I saw Slumdog Millionaire back in November and now that it just won several Golden Globes, I suppose I should write my review.

No one is ever going to fault director Danny Boyle for making boring films. His movies brim with energy while never flinching from the harshness of life. Boyle makes movies in the same vivacious stream as Baz Luhrmann and Martin Scorcese. All three directors make highly charged films shot with fervency, edited so that the pace never slows from a sprint, and that use music as another plot-driving device. Boyle’s latest film, Slumdog Millionaire is a Dickensian story of Jamal Malik (Dev Patel), an orphan who grows up in the slums of Bombay (later Mumbai). The story follows Jamal, his brother Salim, and their fellow orphan Latika through three periods of their young lives. We meet Jamal as a contestant on the Indian version of the game show, Who Wants to Be a Millionaire? As Jamal progresses through the questions, the show’s producers suspect that he is somehow cheating since they believe an uneducated slumdog could have no way of knowing the answers to all these questions. His interrogation by the local police inspector (Irrfan Khan, who gives another excellent performance after The Darjeeling Limited and A Mighty Heart) allows Jamal to tell the details of his hard life from his early youth to the time on the show, when he is eighteen and working as a tea-gofer at a telecommunications firm.

Slumdog Millionaire neither sensationalizes nor downplays the realities of the slums — the lack of potable water or adequate sewage treatment, the tight proximity of people living together, the exploitation of the poor. But this film is a fairy tale and what keeps it from being an expose about slum life is the unlikely story of someone escaping poverty via a television game show. What keeps it from being schmaltzy, however, are the characters and how they survive their harsh realities. Jamal is a scrapper and survivor. We see this is true from his earliest days, when as a five-year-old, he goes through horrible travails to secure the autograph of a popular actor who visits their slum. (This early scene establishes the relationship between Jamal and his brother Salim.) When Latika, a little orphan girl joins them, they form a triumvirate of survival. Jamal never loses his romanticism whereas Salim opts for a more cynical route, falling in with gangsters and violence as the only means to escape the radical poverty. Salim does not want to escape the slums, but to rule them. Latika ends up somewhere between the two brothers.

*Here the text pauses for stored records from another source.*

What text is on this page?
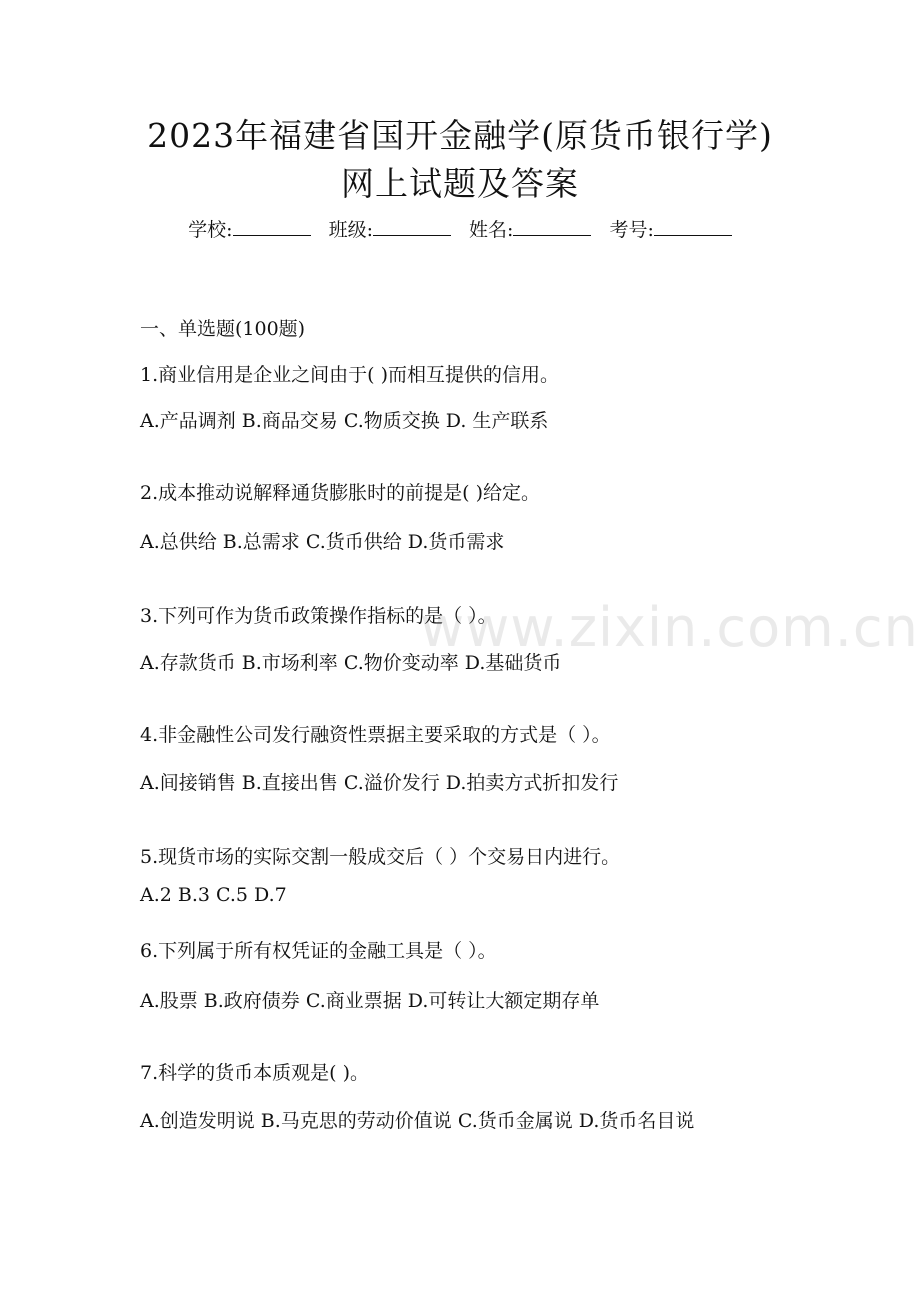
www.zixin.com.cn
2023年福建省国开金融学(原货币银行学)
网上试题及答案
学校:	班级:	姓名:	考号:
一、单选题(100题)
1.商业信用是企业之间由于( )而相互提供的信用。
A.产品调剂 B.商品交易 C.物质交换 D. 生产联系
2.成本推动说解释通货膨胀时的前提是( )给定。
A.总供给 B.总需求 C.货币供给 D.货币需求
3.下列可作为货币政策操作指标的是（ ）。
A.存款货币 B.市场利率 C.物价变动率 D.基础货币
4.非金融性公司发行融资性票据主要采取的方式是（ ）。
A.间接销售 B.直接出售 C.溢价发行 D.拍卖方式折扣发行
5.现货市场的实际交割一般成交后（ ）个交易日内进行。
A.2 B.3 C.5 D.7
6.下列属于所有权凭证的金融工具是（ ）。
A.股票 B.政府债券 C.商业票据 D.可转让大额定期存单
7.科学的货币本质观是( )。
A.创造发明说 B.马克思的劳动价值说 C.货币金属说 D.货币名目说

I called the film Dickensian and anyone familiar with how Charles Dickens treated class issues in his time will be able to sniff his influence on this story within the first five minutes. On the surface, the story follows the pattern of humanizing the poor found in Dickens’ work. We know the set up in squalor, the struggles to survive, the romanticism of the heroes, and the sacrifices to rise above the pain. What keeps this film from entering the sentimentalism of Dickens’ predictable conclusions are the specifics of Indian life Boyle draws out. He filmed in real slums in Mumbai. Jamal suffers an emotional beating from the host of the game show and the reasons for it go beyond than merely Jamal being from the slums. Jamal is a Muslim in a predominantly Hindu culture with a caste system that locks people into a socio-economic class and there is little if any hope for moving out of that class. When Jamal needs a lifeline for the second question of the show — naming the official slogan of the nation of India — he is mocked for not knowing something a five-year-old would know. We see that while Jamal is a citizen of India, he is not a part of India. His caste, his economic realities push him to the margins of society. Why would he care about India when India does not care about him? The film does not preach at us, but it neither avoids the reality of religious hatred.

While Slumdog Millionaire comes across as a testament to the power of life and love, to the power of belief and destiny in the midst of suffocating oppression, the movie’s hope for redemption lies in money. True, Jamal’s and Latika’s spirits are never broken and we see hope in their willingness to never give up on each other, but their greatest hope comes in Jamal winning so much money that he will never have to enter the slums again. As Jamal progresses on the game show, we see scenes of his slum-dwelling neighbors cheering him on, as one of them. In the end, he succeeds in leaving the slums and his neighbors behind. It is a strange ending in which only Jamal’s and Latika’s lives are transformed. Then the film ends as any Bollywood fairy tale should: with a dance number.